Higher Dimensional Choptuik Scaling in Painleve Gullstrand Coordinates

TL;DR

This paper studies how critical collapse behavior, specifically Choptuik scaling, extends to higher dimensions using Painleve-Gullstrand coordinates, confirming cusps in the scaling relationship and analyzing the critical exponent's asymptotic behavior.

Contribution

It demonstrates the presence of cusps in the periodic scaling in higher dimensions and explores the critical exponent's approach to 1/2 as dimensions increase.

Findings

Cusps in the periodic scaling relationship are confirmed in higher dimensions.

The critical exponent approaches 1/2 as the number of spacetime dimensions increases.

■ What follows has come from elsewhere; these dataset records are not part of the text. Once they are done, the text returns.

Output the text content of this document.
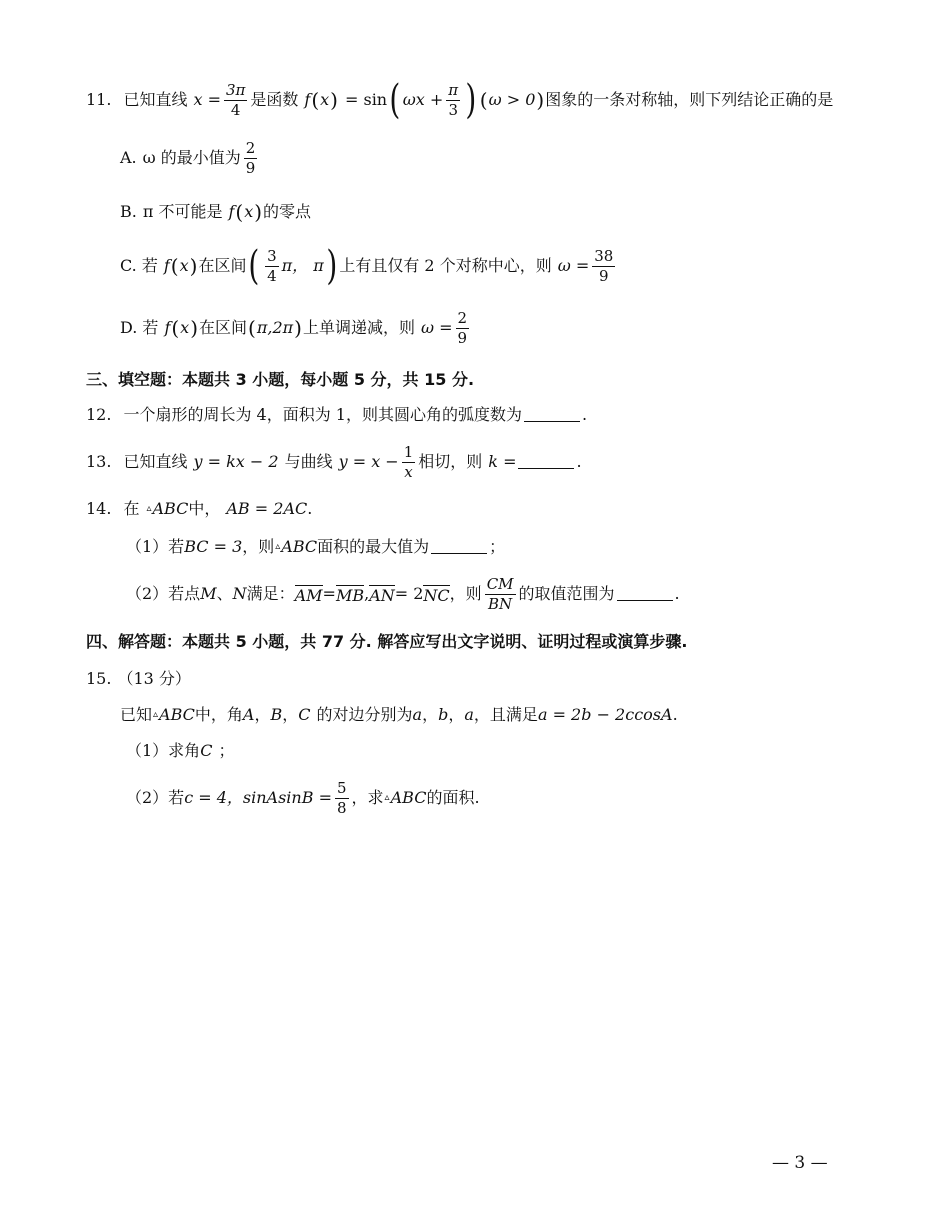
11. 已知直线 $x = \frac{3\pi}{4}$ 是函数 f ( x ) = sin ( $\omega x + \frac{\pi}{3}$ ) ( ω > 0 ) 图象的一条对称轴，则下列结论正确的是
A. ω 的最小值为 $\frac{2}{9}$
B. π 不可能是 f ( x ) 的零点
C. 若 f ( x ) 在区间 ( $\frac{3}{4}$ π， π ) 上有且仅有 2 个对称中心，则 $\omega = \frac{38}{9}$
D. 若 f ( x ) 在区间 ( π,2π ) 上单调递减，则 $\omega = \frac{2}{9}$
三、填空题：本题共 3 小题，每小题 5 分，共 15 分.
12. 一个扇形的周长为 4，面积为 1，则其圆心角的弧度数为	.
13. 已知直线 y = kx − 2 与曲线 $y = x - \frac{1}{x}$ 相切，则 k =	.
14. 在 ▵ ABC 中， AB = 2AC .
（1）若 BC = 3 ，则 ▵ ABC 面积的最大值为	；
（2）若点 M 、 N 满足： AM = MB , AN = 2 NC ，则 $\frac{CM}{BN}$ 的取值范围为	.
四、解答题：本题共 5 小题，共 77 分. 解答应写出文字说明、证明过程或演算步骤.
15. （13 分）
已知 ▵ ABC 中，角 A ， B ， C 的对边分别为 a ， b ， a ，且满足 a = 2b − 2ccosA .
（1）求角 C ；
（2）若 c = 4，sinAsinB = $\frac{5}{8}$ ，求 ▵ ABC 的面积.
— 3 —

Results are consistent with earlier predictions about the asymptotic behavior of the critical exponent.

Abstract

We investigate Choptuik scaling in the spherically symmetric collapse of a massless scalar field in higher dimensions using Painleve-Gullstrand (P-G) coordinates. Our analysis confirms the presence in higher dimensions of the cusps in the periodic scaling relationship recently observed in four dimensional collapse. In addition, we address the issue of the asymptotic behaviour of the critical exponent as the number of spacetime dimensions gets large. Our results are consistent with earlier work suggesting that the critical exponent monotonically approaches 1/2 in this limit.